Thunder wird von Anduril als autonomer Kampfhubschrauber der Klasse 5 bezeichnet und soll als sogenannter „Loyal Wingman“ gemeinsam mit bemannten Maschinen operieren. Dank VTOL-Technik kann das Fluggerät senkrecht starten und landen, während gekippte Rotoren anschließend den Übergang in den Horizontalflug ermöglichen.

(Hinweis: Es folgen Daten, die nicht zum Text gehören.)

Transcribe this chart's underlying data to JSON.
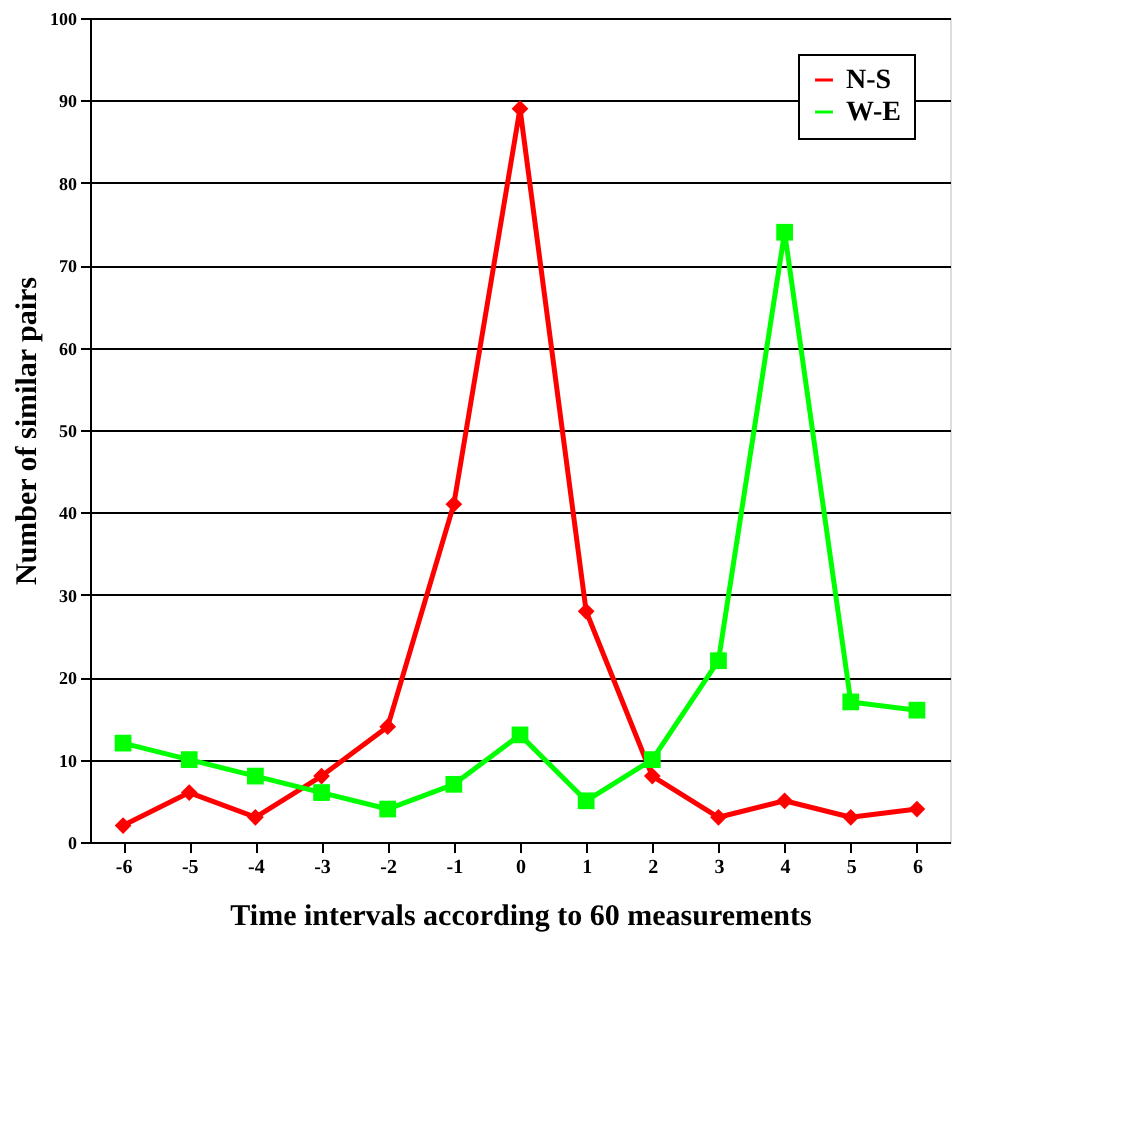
{
  "chart_data": {
    "type": "line",
    "xlabel": "Time intervals according to 60 measurements",
    "ylabel": "Number of similar pairs",
    "categories": [
      "-6",
      "-5",
      "-4",
      "-3",
      "-2",
      "-1",
      "0",
      "1",
      "2",
      "3",
      "4",
      "5",
      "6"
    ],
    "series": [
      {
        "name": "N-S",
        "color": "#ff0000",
        "marker": "diamond",
        "values": [
          2,
          6,
          3,
          8,
          14,
          41,
          89,
          28,
          8,
          3,
          5,
          3,
          4
        ]
      },
      {
        "name": "W-E",
        "color": "#00ff00",
        "marker": "square",
        "values": [
          12,
          10,
          8,
          6,
          4,
          7,
          13,
          5,
          10,
          22,
          74,
          17,
          16
        ]
      }
    ],
    "ylim": [
      0,
      100
    ],
    "yticks": [
      0,
      10,
      20,
      30,
      40,
      50,
      60,
      70,
      80,
      90,
      100
    ],
    "grid": "y",
    "legend": "top right"
  }
}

Das gemeinsam mit Archer Aviation angepasste Kipprotorsystem wird mit 2 Hybrid-Elektroantrieben kombiniert. Die Rotordrehzahl soll sich automatisch an die jeweilige Flugsituation anpassen, um Effizienz und Geräuschsignatur zu optimieren. Konkrete Daten zu Höchstgeschwindigkeit, Reichweite und maximaler Flugdauer hat Anduril bislang nicht veröffentlicht.

Ein wichtiger Bestandteil ist die Autonomie-Software Lattice. Sie soll zusammen mit verschiedenen Sensoren unter anderem Formationsflüge, Missionsplanung und die koordinierte Unterstützung bemannter Luftfahrzeuge ermöglichen. Das System ist außerdem darauf ausgelegt, mit eingeschränkter Sicht sowie gestörten GPS- und Kommunikationsverbindungen umzugehen.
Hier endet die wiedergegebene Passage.